Pedagogía estructurada, un conjunto coherente de materiales y guías para apoyar a los docentes a brindar una enseñanza de mejor calidad. Habitualmente, los programas incluyen desarrollo profesional docente, planes de enseñanza y libros de texto, y han resultado exitosos en Kenia. Enseñanza focalizada, un enfoque que agrupa a los estudiantes por niveles de aprendizaje. Es necesario adaptar el material de enseñanza también; durante algún tiempo es probable que los estudiantes de cuarto grado tengan que usar libros de texto de tercer grado para ponerse al día. El enfoque “Enseñanza al nivel correcto” desarrollado por la ONG Pratham ha sido rigurosamente estudiado a escala. En Uzbekistán, la enseñanza adaptada a las necesidades de los estudiantes está rompiendo la “tradición de un modelo único” y en Gujarat, las evaluaciones formativas y el análisis de datos ayudaron a adecuar los materiales de aprendizaje al nivel de los estudiantes.
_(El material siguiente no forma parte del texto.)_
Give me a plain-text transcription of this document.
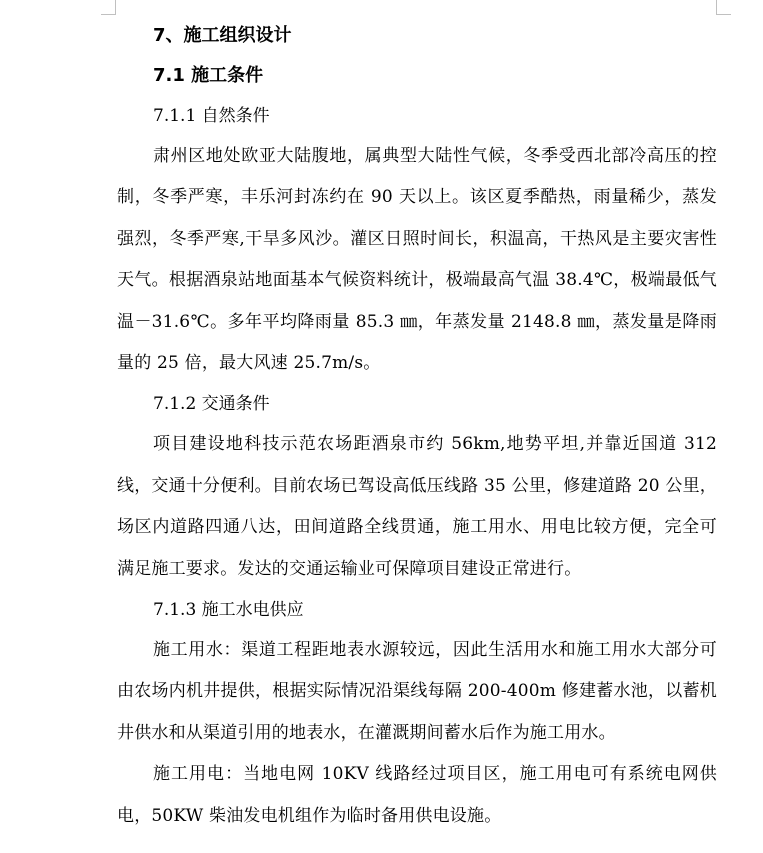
7、施工组织设计
7.1 施工条件
7.1.1 自然条件

肃州区地处欧亚大陆腹地，属典型大陆性气候，冬季受西北部冷高压的控制，冬季严寒，丰乐河封冻约在 90 天以上。该区夏季酷热，雨量稀少，蒸发强烈，冬季严寒,干旱多风沙。灌区日照时间长，积温高，干热风是主要灾害性天气。根据酒泉站地面基本气候资料统计，极端最高气温 38.4℃，极端最低气温－31.6℃。多年平均降雨量 85.3 ㎜，年蒸发量 2148.8 ㎜，蒸发量是降雨量的 25 倍，最大风速 25.7m/s。

7.1.2 交通条件

项目建设地科技示范农场距酒泉市约 56km,地势平坦,并靠近国道 312 线，交通十分便利。目前农场已驾设高低压线路 35 公里，修建道路 20 公里，场区内道路四通八达，田间道路全线贯通，施工用水、用电比较方便，完全可满足施工要求。发达的交通运输业可保障项目建设正常进行。

7.1.3 施工水电供应

施工用水：渠道工程距地表水源较远，因此生活用水和施工用水大部分可由农场内机井提供，根据实际情况沿渠线每隔 200-400m 修建蓄水池，以蓄机井供水和从渠道引用的地表水，在灌溉期间蓄水后作为施工用水。

施工用电：当地电网 10KV 线路经过项目区，施工用电可有系统电网供电，50KW 柴油发电机组作为临时备用供电设施。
Tutoría en grupos pequeños, que puede ser efectiva incluso cuando las personas que brindan ese servicio no son docentes de aula. Los esquemas de tutoría están funcionando a escala en el Reino Unido y en Chile, ayudando a los estudiantes rezagados a ponerse al día. Programas de autoaprendizaje, que permiten a los estudiantes avanzar a su ritmo y que pueden brindarse en formato de papel y lápiz o a través de programas asistidos por computadora, que son a menudo adaptativos. En la India, brindar enseñanza personalizada asistida por computadora después de clases resultó en mejoras en los resultados educativos. En Afganistán, se repartieron paquetes para el autoaprendizaje, junto con tutoriales dirigidos por docentes a través de la radio, televisión, en línea, CD y memorias USB para promover la continuidad del aprendizaje entre los alumnos de educación y formación técnica y profesional (TVET por sus siglas en inglés) durante el confinamiento.
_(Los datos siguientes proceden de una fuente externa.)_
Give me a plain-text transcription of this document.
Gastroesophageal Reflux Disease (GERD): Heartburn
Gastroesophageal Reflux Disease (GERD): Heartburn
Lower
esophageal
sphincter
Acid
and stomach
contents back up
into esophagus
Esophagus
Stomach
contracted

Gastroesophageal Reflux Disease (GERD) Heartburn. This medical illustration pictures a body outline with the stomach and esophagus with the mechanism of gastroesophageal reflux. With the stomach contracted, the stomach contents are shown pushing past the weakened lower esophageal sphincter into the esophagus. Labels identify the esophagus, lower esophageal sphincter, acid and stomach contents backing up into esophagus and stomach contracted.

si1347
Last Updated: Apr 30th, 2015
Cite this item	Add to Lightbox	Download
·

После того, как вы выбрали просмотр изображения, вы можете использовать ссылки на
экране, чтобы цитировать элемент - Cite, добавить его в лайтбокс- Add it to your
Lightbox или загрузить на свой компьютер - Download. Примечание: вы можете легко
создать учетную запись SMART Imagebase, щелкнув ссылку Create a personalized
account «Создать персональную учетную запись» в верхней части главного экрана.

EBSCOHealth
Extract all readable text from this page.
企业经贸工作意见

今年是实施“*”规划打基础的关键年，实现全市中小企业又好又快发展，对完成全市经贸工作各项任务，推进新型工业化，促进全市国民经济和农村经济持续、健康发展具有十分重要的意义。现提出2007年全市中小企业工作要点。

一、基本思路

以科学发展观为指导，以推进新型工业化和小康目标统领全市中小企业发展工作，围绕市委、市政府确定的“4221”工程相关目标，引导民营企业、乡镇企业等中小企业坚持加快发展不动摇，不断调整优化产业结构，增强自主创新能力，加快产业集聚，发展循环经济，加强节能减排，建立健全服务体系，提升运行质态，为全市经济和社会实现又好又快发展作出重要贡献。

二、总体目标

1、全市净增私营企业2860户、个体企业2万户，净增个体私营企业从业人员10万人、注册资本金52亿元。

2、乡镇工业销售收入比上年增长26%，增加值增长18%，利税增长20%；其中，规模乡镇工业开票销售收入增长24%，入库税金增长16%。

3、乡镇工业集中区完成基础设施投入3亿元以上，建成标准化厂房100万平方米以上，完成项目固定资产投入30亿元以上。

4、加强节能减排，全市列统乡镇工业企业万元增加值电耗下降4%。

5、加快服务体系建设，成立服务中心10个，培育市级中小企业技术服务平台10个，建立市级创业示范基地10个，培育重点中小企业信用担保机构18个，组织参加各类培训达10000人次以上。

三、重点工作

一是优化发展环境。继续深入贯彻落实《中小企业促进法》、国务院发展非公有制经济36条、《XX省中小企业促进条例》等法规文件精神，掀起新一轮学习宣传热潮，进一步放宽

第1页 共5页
La última línea de acción consiste en ampliar el tiempo de enseñanza. Las tres maneras principales de ampliar este tiempo incluyen modificar el calendario escolar (ajustando los días de inicio/finalización de clases y acortando las vacaciones), ofreciendo cursos de verano y ampliando el día o la semana escolar para cubrir más horas. El tiempo de enseñanza adicional debería aprovecharse de manera inteligente, de ser posible junto con pedagogías que ayuden a mejorar la eficiencia de la enseñanza. A medida que los países vayan desarrollando programas de recuperación de aprendizaje, deberán alinear los cambios en los planes de estudio, la enseñanza y los materiales de aprendizaje con el fin de garantizar coherencia.

El blog fue producido como parte de la Misión: recuperar la educación 2021, a través de la cual el Banco Mundial, UNESCO y UNICEF se han centrado en tres prioridades: llevar a todos los niños de vuelta a la escuela, recuperar las pérdidas de aprendizaje y preparar y apoyar a los docentes.